Where groups may stall is in separating "AI got this wrong" from "AI is useless." Push them away from that all-or-nothing thinking. A calculator can be used badly. A search engine can return poor results. A person can give confident but wrong advice. AI is another tool that needs judgment around it. "Can AI be trusted?" is the wrong question. Ask instead: "What would I need to verify before I use this?"
The best discussion often comes from asking students to compare two tasks: one where AI is genuinely helpful and one where it could mislead them. For example, using AI to brainstorm revision questions is low risk. Using it to explain a medical symptom, cite sources for an essay, or summarize a topic they do not understand well is different. That is where students start to see the central habit: the less you know about the topic, and the higher the stakes, the more carefully you need to check the output.

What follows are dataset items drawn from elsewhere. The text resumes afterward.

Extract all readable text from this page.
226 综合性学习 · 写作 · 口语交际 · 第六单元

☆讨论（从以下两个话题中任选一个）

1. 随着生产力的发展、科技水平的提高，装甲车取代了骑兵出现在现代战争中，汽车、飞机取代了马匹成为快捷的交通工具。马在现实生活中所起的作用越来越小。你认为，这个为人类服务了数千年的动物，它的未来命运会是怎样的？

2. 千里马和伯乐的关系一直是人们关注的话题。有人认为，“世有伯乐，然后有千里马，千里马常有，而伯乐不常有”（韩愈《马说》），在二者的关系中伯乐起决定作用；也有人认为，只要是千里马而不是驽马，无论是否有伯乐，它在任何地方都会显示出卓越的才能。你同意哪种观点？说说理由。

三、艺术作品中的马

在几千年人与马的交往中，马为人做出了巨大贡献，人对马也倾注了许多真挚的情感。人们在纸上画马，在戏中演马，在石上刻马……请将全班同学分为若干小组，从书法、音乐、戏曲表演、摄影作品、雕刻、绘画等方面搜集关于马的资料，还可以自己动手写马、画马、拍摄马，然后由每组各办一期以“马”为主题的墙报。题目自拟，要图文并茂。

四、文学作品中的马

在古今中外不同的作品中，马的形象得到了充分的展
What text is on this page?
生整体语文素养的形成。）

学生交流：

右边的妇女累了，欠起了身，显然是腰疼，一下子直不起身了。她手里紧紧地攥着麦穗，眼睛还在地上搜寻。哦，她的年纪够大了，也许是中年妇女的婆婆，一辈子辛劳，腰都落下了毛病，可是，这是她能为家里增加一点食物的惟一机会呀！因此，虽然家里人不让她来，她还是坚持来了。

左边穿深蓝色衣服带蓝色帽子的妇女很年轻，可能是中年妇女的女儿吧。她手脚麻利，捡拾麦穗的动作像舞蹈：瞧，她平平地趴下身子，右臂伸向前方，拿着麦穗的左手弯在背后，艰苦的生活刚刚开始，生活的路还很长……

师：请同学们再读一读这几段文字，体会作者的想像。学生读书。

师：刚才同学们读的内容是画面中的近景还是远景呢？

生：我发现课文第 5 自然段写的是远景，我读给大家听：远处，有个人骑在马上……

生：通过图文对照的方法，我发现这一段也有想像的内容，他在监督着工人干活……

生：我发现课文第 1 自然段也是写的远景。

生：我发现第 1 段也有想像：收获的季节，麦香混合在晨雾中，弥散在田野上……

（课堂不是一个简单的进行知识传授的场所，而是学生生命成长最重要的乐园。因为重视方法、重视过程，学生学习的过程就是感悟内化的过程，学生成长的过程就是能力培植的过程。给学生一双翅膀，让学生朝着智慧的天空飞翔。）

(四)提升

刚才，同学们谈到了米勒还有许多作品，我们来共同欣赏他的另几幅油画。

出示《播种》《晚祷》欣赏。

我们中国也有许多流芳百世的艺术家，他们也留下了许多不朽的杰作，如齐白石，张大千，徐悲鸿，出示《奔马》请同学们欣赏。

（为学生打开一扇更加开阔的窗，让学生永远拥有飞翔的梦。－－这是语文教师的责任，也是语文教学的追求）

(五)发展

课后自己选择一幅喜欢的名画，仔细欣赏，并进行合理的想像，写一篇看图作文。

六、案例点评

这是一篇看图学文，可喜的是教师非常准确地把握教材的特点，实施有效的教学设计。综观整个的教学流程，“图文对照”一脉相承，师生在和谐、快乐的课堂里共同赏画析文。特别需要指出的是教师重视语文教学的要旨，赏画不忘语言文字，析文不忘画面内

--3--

How AI Works is part of the AI, Technology and the Future bundle, a collection of activities that help students think critically about generative AI, digital tools, future skills, and the choices they will need to make as AI becomes part of everyday learning and work. Use it as a standalone lesson when students are starting to use AI tools, or as part of a wider sequence on AI literacy, evaluating AI output, academic integrity, and responsible tool use.